2020 week 5 SO FAR AWAY

Close to home!
when I read the subject I for some reason thought of my dad, Noel Stanley Blegg.

When Noel was 19 he felt called to be a minister, so left his parents and the rest of the family in Tasmania and went to Melbourne to study for what he believed would be his life’s work and calling. He travelled from Hobart to Launceston to board the boat to take him across Bass Strait , on board with him were  his 2 mates Milford and Robert also travelling for the same reason.
After his study was concluded and he was ordained, he thought he may be sent back to Tasmania, but to his surprise he was told he was going to Yarloop in Western Australia. He knew nothing about the place he had never heard of it, he found it wasn’t a suburb of Perth and he would have another train journey to Yarloop a timber cutting town in the south of WA .  Traveling on the same train was another minister also going to the same part of the country also going to Yarloop.
Noel had been given the address of the house he would be living in, when he arrived it was a shed in the back yard of an old house with 2 bunks, a sink, and a small wood burning stove to cook on. It was January and really hot, and by the time they arrived it was rather late, but Noel and Wally were hungry and knew they had to find something to eat, they found some wood and set the fire in the stove, and the only food they found was rice, which Noel really liked, so that would do for tonight, they put some water in a big pan and threw in some of the jar of rice, they both decide that not having eaten since breakfast they thought they might need some more rice to eat so put in the rest of the jar, the rice quickly swelled, to they took some out and added more water, they did this 3 times they had half cooked rice in everything, so when the first lot was cooked they had some to eat, and then had to finish cooking the rest, fortunately they both liked rice so ate it for the next 3 days, plain and with milk and sugar for breakfast! Noel always loved rice, after hearing this story we wondered how he could still eat it!
For the time Noel was at Yarloop he held the church services out at the logging camp in a bag hut but mostly he said outside the bag hut, for music he played a trumpet given to him by his father many years earlier, that trumpet was passed on to one of his grandchildren many years later.

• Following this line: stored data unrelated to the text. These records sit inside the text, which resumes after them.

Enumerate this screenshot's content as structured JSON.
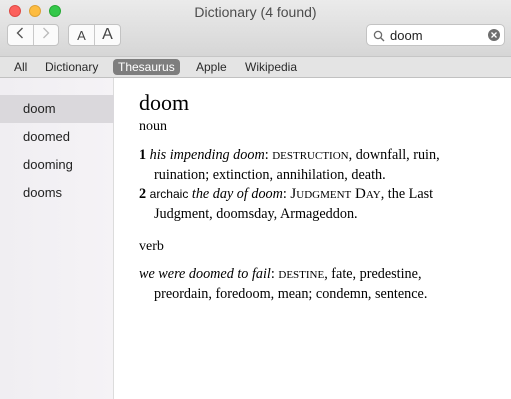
{
  "window": {
    "title": "Dictionary (4 found)"
  },
  "toolbar": {
    "back_icon": "chevron-left-icon",
    "forward_icon": "chevron-right-icon",
    "font_smaller_label": "A",
    "font_larger_label": "A",
    "search_value": "doom"
  },
  "tabs": [
    {
      "label": "All",
      "selected": false
    },
    {
      "label": "Dictionary",
      "selected": false
    },
    {
      "label": "Thesaurus",
      "selected": true
    },
    {
      "label": "Apple",
      "selected": false
    },
    {
      "label": "Wikipedia",
      "selected": false
    }
  ],
  "sidebar": {
    "items": [
      {
        "label": "doom",
        "selected": true
      },
      {
        "label": "doomed",
        "selected": false
      },
      {
        "label": "dooming",
        "selected": false
      },
      {
        "label": "dooms",
        "selected": false
      }
    ]
  },
  "entry": {
    "headword": "doom",
    "noun": {
      "pos": "noun",
      "sense1": {
        "num": "1",
        "example": "his impending doom",
        "colon": ":",
        "keyword": "destruction",
        "line1_rest": ", downfall, ruin,",
        "line2": "ruination; extinction, annihilation, death."
      },
      "sense2": {
        "num": "2",
        "register": "archaic",
        "example": "the day of doom",
        "colon": ":",
        "keyword": "Judgment Day",
        "line1_rest": ", the Last",
        "line2": "Judgment, doomsday, Armageddon."
      }
    },
    "verb": {
      "pos": "verb",
      "sense1": {
        "example": "we were doomed to fail",
        "colon": ":",
        "keyword": "destine",
        "line1_rest": ", fate, predestine,",
        "line2": "preordain, foredoom, mean; condemn, sentence."
      }
    }
  },
  "colors": {
    "selected_tab": "#7e7e7e",
    "selected_sidebar": "#dad8dc",
    "close": "#fc605c",
    "minimize": "#fdbc40",
    "maximize": "#34c84a"
  }
}
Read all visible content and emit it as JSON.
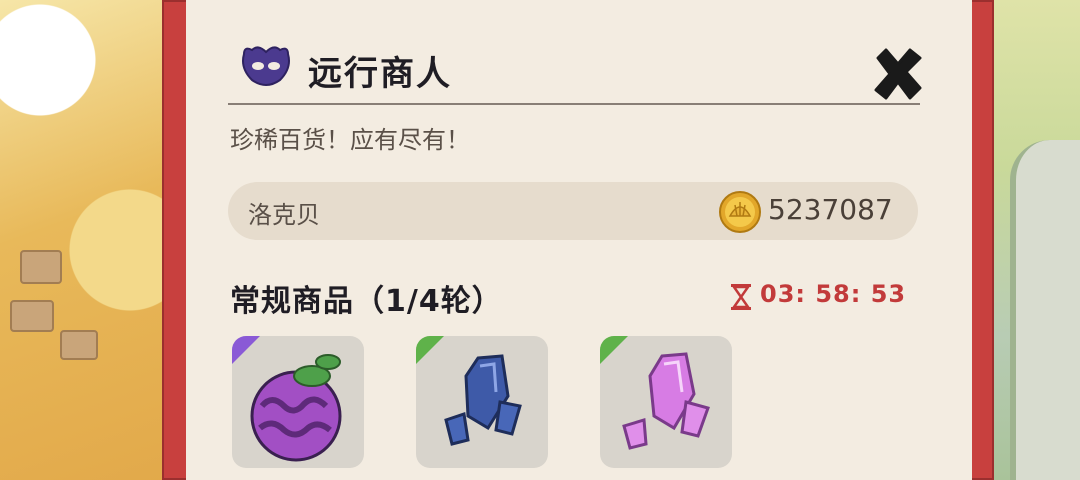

A few years later Noel married and when he was in any of the eastern states when ever  dad and mum had holidays long enough they would drive to Western Australia and they always went to Yarloop.

After they retired and came across to spend some time with us we of course went to Yarloop.
On one of these holidays we found the shed that dad had lived in and worked from, it was his office as well and everything else. It was very small to be called a house, but as most of the loggers with their families lived under canvas perhaps what they had  was better.